I have always thought, and I believe that I have even repeated to you several times, that among the various reforms to which the public mind is more or less indifferent, there is one in which the country takes a lively interest, and which deserves the serious attention of public men; I mean the reform of our financial system.

Here is an opportunity for bringing forward not uncertain theories, but a detailed programme, to consist not merely of repealing tax after tax, without preparing new ones, but of a complete reorganization of the system, so as to lessen the burthen on the poor, while that on the rich would be slightly increased. By these means order might be restored to the finances, and at the same time the labouring classes might be relieved. Such a plan need only be stated to show how many questions it implies. I own that I am at present incapable of pointing out the details or the means. But those who are better skilled than I am believe it to be practicable. I see only that it is a great idea; and that like all great ideas, it would answer many purposes at once. It embraces all the most important social and financial questions. It is both economical and political. To apply it wisely would be sufficient to render either a party or an administration illustrious. There are many other great advantages to be derived from treating it. It leads to a reform which would be very popular and yet not revolutionary. You might thus be excused from engaging in many other reforms which are not seasonable, and are little desired by the nation, and for which you would never succeed in getting up a public interest. The proposed plan, on the contrary, would supply a want that is felt by the nation; which in these days is more interested by questions partaking of a social character than by those which are purely political. What could be more in accordance with this spirit than a financial reform, of which the consequence would be a more equitable distribution of the public expenses among the different classes of society?

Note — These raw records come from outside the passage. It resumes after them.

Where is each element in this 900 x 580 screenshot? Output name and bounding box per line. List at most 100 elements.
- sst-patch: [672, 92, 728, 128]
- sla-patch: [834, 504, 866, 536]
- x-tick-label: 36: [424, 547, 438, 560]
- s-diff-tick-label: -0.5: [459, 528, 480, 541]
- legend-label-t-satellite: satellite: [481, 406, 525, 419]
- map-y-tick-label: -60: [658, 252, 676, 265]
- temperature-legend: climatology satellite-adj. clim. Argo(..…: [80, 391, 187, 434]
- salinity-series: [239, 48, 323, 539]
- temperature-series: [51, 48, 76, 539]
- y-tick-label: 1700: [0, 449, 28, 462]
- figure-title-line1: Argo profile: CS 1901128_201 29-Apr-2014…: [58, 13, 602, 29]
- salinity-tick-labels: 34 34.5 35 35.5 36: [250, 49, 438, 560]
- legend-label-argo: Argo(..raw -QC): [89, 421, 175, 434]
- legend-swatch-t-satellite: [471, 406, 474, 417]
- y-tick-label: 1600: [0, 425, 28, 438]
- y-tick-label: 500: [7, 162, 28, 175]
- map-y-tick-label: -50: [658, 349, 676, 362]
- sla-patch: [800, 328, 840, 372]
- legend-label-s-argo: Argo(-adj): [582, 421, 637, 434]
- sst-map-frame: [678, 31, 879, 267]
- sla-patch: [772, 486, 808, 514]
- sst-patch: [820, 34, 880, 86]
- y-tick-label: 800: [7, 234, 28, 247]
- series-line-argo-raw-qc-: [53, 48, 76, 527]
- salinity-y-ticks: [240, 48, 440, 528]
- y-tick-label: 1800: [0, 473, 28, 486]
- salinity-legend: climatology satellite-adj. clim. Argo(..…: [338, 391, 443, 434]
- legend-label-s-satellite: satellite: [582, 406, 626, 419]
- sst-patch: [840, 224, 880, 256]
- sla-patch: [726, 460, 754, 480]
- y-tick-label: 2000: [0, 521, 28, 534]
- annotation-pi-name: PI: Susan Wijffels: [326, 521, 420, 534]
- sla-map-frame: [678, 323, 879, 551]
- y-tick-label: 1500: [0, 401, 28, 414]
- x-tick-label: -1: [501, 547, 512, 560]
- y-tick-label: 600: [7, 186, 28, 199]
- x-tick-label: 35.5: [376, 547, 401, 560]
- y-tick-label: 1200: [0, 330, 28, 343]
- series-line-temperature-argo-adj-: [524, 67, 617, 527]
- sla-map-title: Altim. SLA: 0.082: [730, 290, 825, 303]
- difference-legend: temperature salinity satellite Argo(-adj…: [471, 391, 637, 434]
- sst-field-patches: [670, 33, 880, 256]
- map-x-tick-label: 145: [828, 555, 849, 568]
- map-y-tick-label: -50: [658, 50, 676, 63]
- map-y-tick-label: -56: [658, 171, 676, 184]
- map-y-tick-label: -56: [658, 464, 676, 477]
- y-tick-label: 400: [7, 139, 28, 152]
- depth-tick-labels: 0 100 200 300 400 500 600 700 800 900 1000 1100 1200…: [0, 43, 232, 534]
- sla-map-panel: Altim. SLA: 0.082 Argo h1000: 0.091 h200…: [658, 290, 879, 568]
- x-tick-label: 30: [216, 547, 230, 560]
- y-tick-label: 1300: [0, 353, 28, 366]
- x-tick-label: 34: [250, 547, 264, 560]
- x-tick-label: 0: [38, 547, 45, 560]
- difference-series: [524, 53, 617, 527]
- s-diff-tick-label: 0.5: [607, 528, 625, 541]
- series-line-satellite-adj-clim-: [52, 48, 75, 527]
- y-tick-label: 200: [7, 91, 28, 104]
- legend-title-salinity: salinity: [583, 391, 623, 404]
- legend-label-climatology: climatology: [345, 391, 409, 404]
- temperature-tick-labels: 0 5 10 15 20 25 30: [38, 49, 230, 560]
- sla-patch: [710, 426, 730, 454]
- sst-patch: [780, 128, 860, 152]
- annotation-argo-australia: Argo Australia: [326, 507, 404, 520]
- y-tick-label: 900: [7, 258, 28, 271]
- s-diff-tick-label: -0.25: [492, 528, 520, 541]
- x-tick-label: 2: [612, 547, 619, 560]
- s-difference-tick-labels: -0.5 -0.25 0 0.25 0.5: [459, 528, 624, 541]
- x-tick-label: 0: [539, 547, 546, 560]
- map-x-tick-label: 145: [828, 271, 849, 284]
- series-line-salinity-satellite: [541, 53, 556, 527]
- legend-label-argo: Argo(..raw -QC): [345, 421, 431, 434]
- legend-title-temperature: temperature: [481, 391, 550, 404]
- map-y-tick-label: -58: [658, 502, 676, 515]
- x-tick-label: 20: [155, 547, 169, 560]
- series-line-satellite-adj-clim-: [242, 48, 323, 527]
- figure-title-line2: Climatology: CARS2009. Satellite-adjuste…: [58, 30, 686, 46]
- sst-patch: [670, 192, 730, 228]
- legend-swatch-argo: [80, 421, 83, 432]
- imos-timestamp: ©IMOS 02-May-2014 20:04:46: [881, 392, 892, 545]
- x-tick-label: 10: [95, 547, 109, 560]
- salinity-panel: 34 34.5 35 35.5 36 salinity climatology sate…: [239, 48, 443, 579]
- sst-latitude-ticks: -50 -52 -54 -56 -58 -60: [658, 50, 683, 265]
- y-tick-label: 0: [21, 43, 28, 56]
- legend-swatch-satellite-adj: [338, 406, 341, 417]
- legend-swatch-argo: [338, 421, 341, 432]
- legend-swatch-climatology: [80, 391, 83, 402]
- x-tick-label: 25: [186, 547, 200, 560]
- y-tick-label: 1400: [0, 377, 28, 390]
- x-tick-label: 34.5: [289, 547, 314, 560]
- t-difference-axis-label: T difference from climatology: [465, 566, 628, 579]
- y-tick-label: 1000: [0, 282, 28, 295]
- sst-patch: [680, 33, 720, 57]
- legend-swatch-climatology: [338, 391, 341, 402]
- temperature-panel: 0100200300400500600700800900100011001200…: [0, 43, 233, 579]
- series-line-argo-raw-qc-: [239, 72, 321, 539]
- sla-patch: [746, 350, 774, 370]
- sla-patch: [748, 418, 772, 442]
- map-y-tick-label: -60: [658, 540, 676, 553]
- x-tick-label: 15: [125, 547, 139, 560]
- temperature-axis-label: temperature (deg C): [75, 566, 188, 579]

I cannot ask you too earnestly to undertake this important reform. The moment has assuredly come for it. If a powerful hand does not grasp this question it will fall into a feeble or unworthy one; some one will undoubtedly take it up. It is impending over us like every change which is the natural product of the wants of the time.

I am willing, for my part, to take any share that is allotted to me in the work, or none at all, if that should be preferred. Rivet thinks that the section which would suit me best, would be a sort of introduction showing the present state of our financial system; its history; its chief defects; the purpose to be held in view in retouching it; and, lastly, an account of what the English have effected in this respect during the last thirty years. Am I to undertake this? If you approve, advise me as to the means of execution. But especially tell me (I hope with all my heart you will be able to do so), that the proposal has your warm approbation and sympathy. You alone can bring our combined efforts to a good result; you alone can inspire the writers with the courage, the industry, and the animation which ensure success. For this purpose you must place yourself at their head, and direct them; and when their work is finished, it is you again who must digest their labours, and afterwards present the public with the clear, definite, and practical consequences. Adieu, &c.